Sorry, aber an dem Artikel stimmt relativ wenig. Es handelt sich nicht um Bußgelder, sondern um Geldstrafen, deren Höhe von einer Vielzahl von Faktoren abhängt, aber nicht zwingend an dem Wortlaut der Beleidigung an sich. Was im Text völlig unberücksichtigt bleibt: Es werden im Strafrecht keine festen Geldsummen ausgeurteilt, sondern Tagessätze. Sprich, die Höhe hängt davon ab, wie viel jemand verdient. Heißt, derjenige, der 300 Euro zahlen musste, kann eine höhere Strafe erhalten haben (30 TS zu je 10 Euro) als derjenige, der 2.000 Euro zahlen musste (5 Tagessätze zu 400 Euro). Der letztgenannte zahlt halt trotz geringerer Strafe mehr, da er 12.000 Euro im Monat verdient.

Beamtenbeleidigung existiert weder als eigener Tatbestand noch als Qualifikation. Es handelt sich um eine regulären Fall der Beleidigung, den Gerichte auch nicht zwingend härter bestrafen. Im Gegenteil finden sich in § 113 StGB eher noch vom Rechtsgedanken her eine Privilegierung von Tätern gegenüber der Polizei.
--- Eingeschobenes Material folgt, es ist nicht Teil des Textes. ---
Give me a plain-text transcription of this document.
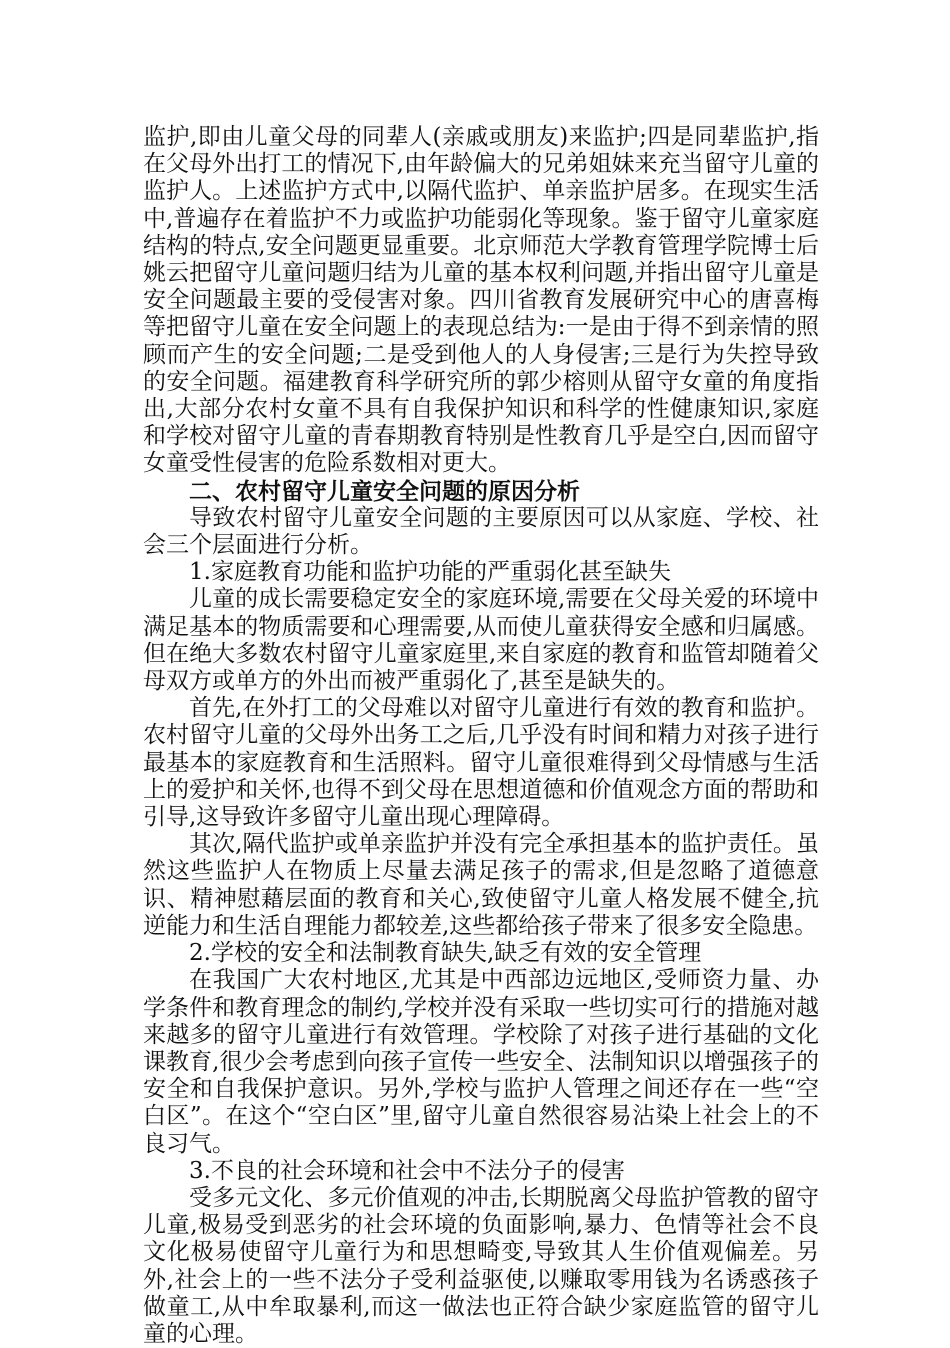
监护,即由儿童父母的同辈人(亲戚或朋友)来监护;四是同辈监护,指在父母外出打工的情况下,由年龄偏大的兄弟姐妹来充当留守儿童的监护人。上述监护方式中,以隔代监护、单亲监护居多。在现实生活中,普遍存在着监护不力或监护功能弱化等现象。鉴于留守儿童家庭结构的特点,安全问题更显重要。北京师范大学教育管理学院博士后姚云把留守儿童问题归结为儿童的基本权利问题,并指出留守儿童是安全问题最主要的受侵害对象。四川省教育发展研究中心的唐喜梅等把留守儿童在安全问题上的表现总结为:一是由于得不到亲情的照顾而产生的安全问题;二是受到他人的人身侵害;三是行为失控导致的安全问题。福建教育科学研究所的郭少榕则从留守女童的角度指出,大部分农村女童不具有自我保护知识和科学的性健康知识,家庭和学校对留守儿童的青春期教育特别是性教育几乎是空白,因而留守女童受性侵害的危险系数相对更大。

二、农村留守儿童安全问题的原因分析

导致农村留守儿童安全问题的主要原因可以从家庭、学校、社会三个层面进行分析。

1.家庭教育功能和监护功能的严重弱化甚至缺失

儿童的成长需要稳定安全的家庭环境,需要在父母关爱的环境中满足基本的物质需要和心理需要,从而使儿童获得安全感和归属感。但在绝大多数农村留守儿童家庭里,来自家庭的教育和监管却随着父母双方或单方的外出而被严重弱化了,甚至是缺失的。

首先,在外打工的父母难以对留守儿童进行有效的教育和监护。农村留守儿童的父母外出务工之后,几乎没有时间和精力对孩子进行最基本的家庭教育和生活照料。留守儿童很难得到父母情感与生活上的爱护和关怀,也得不到父母在思想道德和价值观念方面的帮助和引导,这导致许多留守儿童出现心理障碍。

其次,隔代监护或单亲监护并没有完全承担基本的监护责任。虽然这些监护人在物质上尽量去满足孩子的需求,但是忽略了道德意识、精神慰藉层面的教育和关心,致使留守儿童人格发展不健全,抗逆能力和生活自理能力都较差,这些都给孩子带来了很多安全隐患。

2.学校的安全和法制教育缺失,缺乏有效的安全管理

在我国广大农村地区,尤其是中西部边远地区,受师资力量、办学条件和教育理念的制约,学校并没有采取一些切实可行的措施对越来越多的留守儿童进行有效管理。学校除了对孩子进行基础的文化课教育,很少会考虑到向孩子宣传一些安全、法制知识以增强孩子的安全和自我保护意识。另外,学校与监护人管理之间还存在一些“空白区”。在这个“空白区”里,留守儿童自然很容易沾染上社会上的不良习气。

3.不良的社会环境和社会中不法分子的侵害

受多元文化、多元价值观的冲击,长期脱离父母监护管教的留守儿童,极易受到恶劣的社会环境的负面影响,暴力、色情等社会不良文化极易使留守儿童行为和思想畸变,导致其人生价值观偏差。另外,社会上的一些不法分子受利益驱使,以赚取零用钱为名诱惑孩子做童工,从中牟取暴利,而这一做法也正符合缺少家庭监管的留守儿童的心理。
Wer sich dagegen wehren, muss neben Anzeige auch Strafantrag stellen, da es sich um ein absolutes Antragsdelikt handelt. Mein Tip: Außer in klaren Extemfällen bleiben lassen. In der Regel erfolgt Einstellung oder Verweisung auf den Privatklageweg. So bedauerlich das auch sein mag, aber Staatsanwalt und Gerichte haben schlicht Wichtigeres zu tun.